It will be down to secondary schools themselves to decide if they take part in the new PISA tests next year, the Department for Education (DfE) has said.
The Organisation for Economic Co-operation and Development (OECD) this week confirmed that it is to launch a version of its PISA test which will allow individual schools in England to benchmark themselves against the world’s top education systems.
PISA stands for the Programme for International Student Assessment and up until now the tests have only been used to compile global rankings of education systems.
PISA examines how 15-year-old students perform across reading, mathematics and science and the main test is conducted every three years, with around 65 countries or economies taking part, including the UK.

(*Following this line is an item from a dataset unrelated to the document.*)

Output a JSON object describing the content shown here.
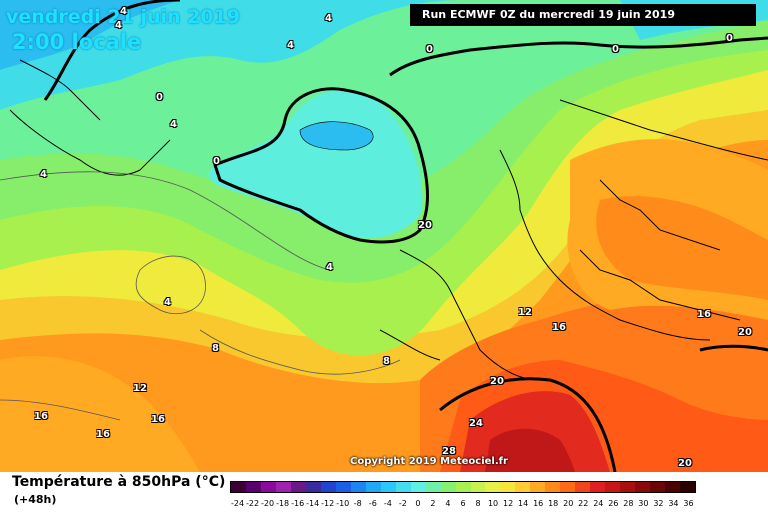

However, the OECD confirmed that the new “PISA-Based Test for Schools” is to be launched in 2014, enabling England’s schools to put themselves forward for comparison against the world’s best – countries such as Finland, Shanghai, Korea, Hong Kong and Singapore.
As well as focusing on reading, maths and science, the test for schools will involve students giving confidential feedback on questions such as how much they enjoy school and the classroom environment.
The OECD said: “Together with information from the school leaders about the educational practices in the schools, this will allow them to see how well they are doing compared with other similar schools.”
The OECD has also confirmed that individual school results will not be made public and that individual schools will not be ranked against one another.
The DfE this week said that it would not force schools to take the test, but did say that it was an “excellent opportunity”.
Education minister Elizabeth Truss said: “It is down to secondary schools themselves to decide whether they want to take part in these tests run by a highly respected, independent organisation.
“We see this (as) an excellent opportunity for schools to compare themselves against the world’s best education systems – and potentially against other schools from around the world.
“Some forward-thinking local authorities are already showing they want to be involved, particularly Essex County Council which sees the benefits of their schools taking part.”
Andreas Schleicher, deputy director for education and skills at the OECD, said: “This new test will enable individual schools in England for the first time to see where they stand internationally.
“This will help teachers and school leaders understand where to focus their efforts to raise standards and learn from successful school systems in other countries.”
The test is to be administered and marked externally with students being given two and a half hours to complete the test and the questionnaire. A minimum of 75 pupils will be tested at each school with the final outcomes focusing on the school as a whole, rather than ranking individual students.